My reasoning went like this.

All of the butter, now warmed has been bound to the sugar.

The oil is then added, so it is just sitting there on top of the creamed product.

Here come the eggs, gently mixed into this oil layer.

What are these 2 things  to marry with except each other?

Mayo.

Simple musings of a bored housewife on a dreary Monday.

As I mentioned above, I have a friend that uses cold product and makes some beautiful cakes.

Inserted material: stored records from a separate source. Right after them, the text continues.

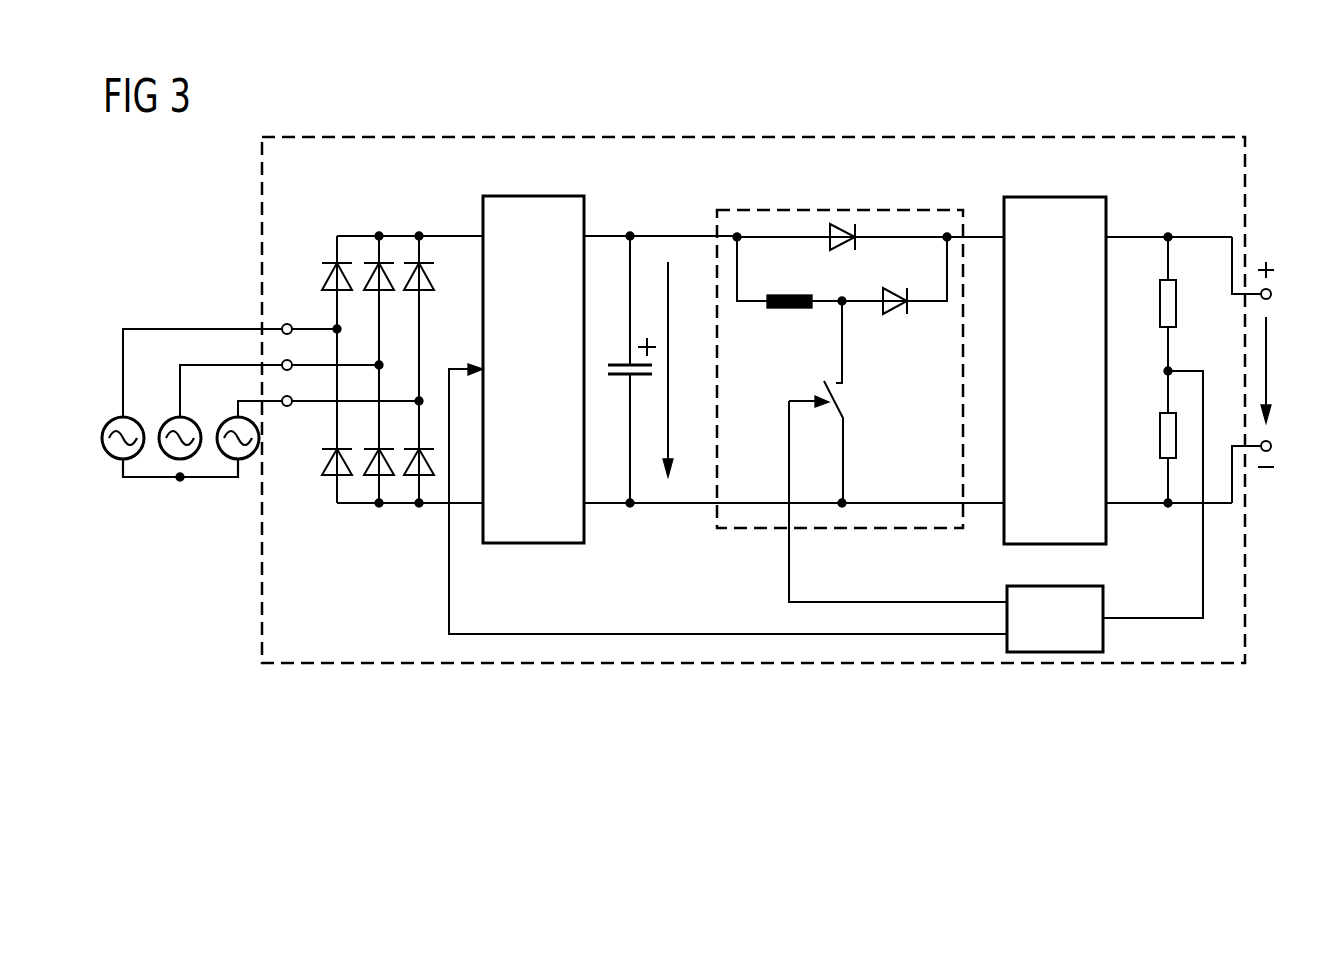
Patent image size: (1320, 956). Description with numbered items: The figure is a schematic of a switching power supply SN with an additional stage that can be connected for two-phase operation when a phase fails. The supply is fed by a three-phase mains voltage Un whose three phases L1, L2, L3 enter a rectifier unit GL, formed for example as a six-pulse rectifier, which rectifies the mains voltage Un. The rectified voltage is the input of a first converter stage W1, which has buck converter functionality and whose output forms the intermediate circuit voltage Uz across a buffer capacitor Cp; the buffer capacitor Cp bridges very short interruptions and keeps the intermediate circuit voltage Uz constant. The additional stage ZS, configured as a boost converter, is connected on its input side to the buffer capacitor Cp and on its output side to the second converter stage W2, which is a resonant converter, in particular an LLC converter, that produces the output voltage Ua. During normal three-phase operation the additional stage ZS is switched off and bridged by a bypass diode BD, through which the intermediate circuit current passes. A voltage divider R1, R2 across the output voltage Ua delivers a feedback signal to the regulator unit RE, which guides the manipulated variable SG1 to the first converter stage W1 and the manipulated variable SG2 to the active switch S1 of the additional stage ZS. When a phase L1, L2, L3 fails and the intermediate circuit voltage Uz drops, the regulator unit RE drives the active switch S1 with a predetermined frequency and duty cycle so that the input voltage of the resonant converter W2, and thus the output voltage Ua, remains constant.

The switching power supply SN is at (757, 137).
The three-phase mains voltage Un is at (180, 468).
The phase L1 is at (232, 357).
The phase L2 is at (281, 375).
The phase L3 is at (330, 393).
The rectifier unit GL is at (402, 389).
The first converter stage W1 is at (533, 369).
The buffer capacitor Cp is at (622, 369).
The intermediate circuit voltage Uz is at (684, 369).
The additional stage ZS is at (835, 208).
The bypass diode BD is at (842, 269).
The active switch S1 is at (834, 402).
The second converter stage W2 is at (1055, 370).
The voltage divider resistor R1 is at (1151, 304).
The voltage divider resistor R2 is at (1151, 439).
The output voltage Ua is at (1269, 370).
The regulator unit RE is at (1105, 511).
The manipulated variable SG1 is at (728, 499).
The manipulated variable SG2 is at (898, 504).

She looked and was puzzled, if the temp is for a lighter crumb, why cream for 8 minutes until warm? 

mimi


----------



## hotoven (Sep 23, 2010)

But what about the cold sugar????


----------



## siduri (Aug 13, 2006)

dillonsmimi said:


> My reasoning went like this.
> 
> All of the butter, now warmed has been bound to the sugar.
> 
> ...


Hi mimi

i think the butter is not going to be so warm, if the beater, bowl and sugar were chilled first. I cream starting with cold butter all the time (not for any reason but i don;t remember to take it out) - yeah, it gets warmER but not warm by any means. Certainly it gets warmer if it starts at room temp.

the oil is easily incorporated into the butter, as far as i can see - anway, even if it says not to mix too much it does say to blend. so i would imagine to beat till it does blend.

I see now what you mean about the mayo - but i'm assuming it does get incorporated, and doesn't just float around as mayo but the egg and milk are actually absorbed. Anyway, about the mayo, did you ever make that crazy cake with mayonnaise as an ingredient? it does work!

But i guess i'd have discounted it if it were some random internet site, but shirley corriher is apparently a very good food scientist, so i wouldn't discount her method out of hand, and some of what she says fits in with some of my intuitive understanding. I guess the only thing is to try it, and see if it does work.

I would have rejected out of hand the method the cake bible recommends too, that is, mixing the dry ingredients, and then adding soft butter and eggs and milk and beating it. I always read that beating the batter after the flour is added makes it tough. But those cakes are anything but tough.


----------